AT&T has reached a USD25mn settlement with the US comms regulator, the Federal Communications Commission (FCC), over the breach of customer data at call centers in Mexico, Colombia and the Philippines. Per the FCC, the data breaches involved…
…almost 280,000 U.S. customers’ names, full or partial Social Security numbers, and unauthorized access to protected account-related data, known as customer proprietary network information (CPNI). This is the FCC’s largest privacy and data security enforcement action to date.
According to an investigation by the FCC’s Enforcement Bureau, these data breaches occurred when employees at call centers used by AT&T in Mexico, Colombia, and the Philippines accessed customer records without authorization.

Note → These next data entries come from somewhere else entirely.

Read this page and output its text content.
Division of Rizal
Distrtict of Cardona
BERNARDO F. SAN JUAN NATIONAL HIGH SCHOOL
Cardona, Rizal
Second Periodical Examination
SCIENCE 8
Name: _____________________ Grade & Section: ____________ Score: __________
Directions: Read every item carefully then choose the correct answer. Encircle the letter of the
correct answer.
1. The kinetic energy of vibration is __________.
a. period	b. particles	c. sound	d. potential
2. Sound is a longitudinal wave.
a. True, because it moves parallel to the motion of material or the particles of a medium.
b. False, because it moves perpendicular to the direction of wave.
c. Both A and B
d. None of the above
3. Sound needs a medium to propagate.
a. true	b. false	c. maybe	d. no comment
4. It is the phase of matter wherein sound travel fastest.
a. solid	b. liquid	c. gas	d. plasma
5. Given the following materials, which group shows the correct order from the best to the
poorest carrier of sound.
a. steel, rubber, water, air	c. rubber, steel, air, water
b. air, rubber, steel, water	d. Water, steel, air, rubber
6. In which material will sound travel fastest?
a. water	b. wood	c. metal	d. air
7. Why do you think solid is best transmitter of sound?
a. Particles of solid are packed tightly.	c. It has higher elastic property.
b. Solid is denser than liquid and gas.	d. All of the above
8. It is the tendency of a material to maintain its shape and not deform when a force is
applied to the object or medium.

These employees accessed CPNI while obtaining other personal information that was used to request handset unlock codes for AT&T mobile phones, and then provided that information to unauthorized third parties who appear to have been trafficking in stolen cell phones or secondary market phones that they wanted to unlock.
The statement goes on to state:
In May 2014, the Enforcement Bureau launched its investigation into a 168-day data breach that took place at an AT&T call center in Mexico between November 2013 and April 2014. During this period, three call center employees were paid by third parties to obtain customer information — specifically, names and at least the last four digits of customers’ Social Security numbers — that could then be used to submit online requests for cellular handset unlock codes. The three call center employees accessed more than 68,000 accounts without customer authorization, which they then provided to third parties who used that information to submit 290,803 handset unlock requests through AT&T’s online customer unlock request portal.
The Enforcement Bureau also learned during the course of its investigation that AT&T had additional data breaches at other call centers in Colombia and the Philippines. AT&T informed the Bureau that approximately 40 employees at the Colombian and Philippine facilities had also accessed customer names, telephone numbers, and at least the last four digits of customer Social Security numbers to obtain unlock codes for AT&T mobile phones. Approximately 211,000 customer accounts were accessed in connection with the data breaches in the Colombian and Philippine facilities.
In addition to paying the USD25mn civil penalty, AT&T will have to…
…notify all customers whose accounts were improperly accessed. AT&T will pay for credit monitoring services for all consumers affected by the breaches in Colombia and the Philippines. Additionally, AT&T will be required to improve its privacy and data security practices by appointing a senior compliance manager who is a certified privacy professional, conducting a privacy risk assessment, implementing an information security program, preparing an appropriate compliance manual, and regularly training employees on the company’s privacy policies and the applicable privacy legal authorities. AT&T will file regular compliance reports with the FCC.
The USD25mn settlement is the largest data security penalty in FCC history. This is the fifth time the FCC has taken major privacy and data security enforcement action since May 2014. The total payout in response is over USD50mn.
National regulators were getting a bad name for being too lax at uncovering and punishing data breaches by telcos. With this action, it is clear that some regulators can no longer go easy on telcos who are proven to have inadequate controls over customer data. They will crack down on telcos to address a growing public perception that big businesses are indifferent to the consequences of personal data abuses.
Telcos can no longer rely on a vague hope that nobody will notice their data protection failings. They must tighten procedures now, or suffer increasing punishment.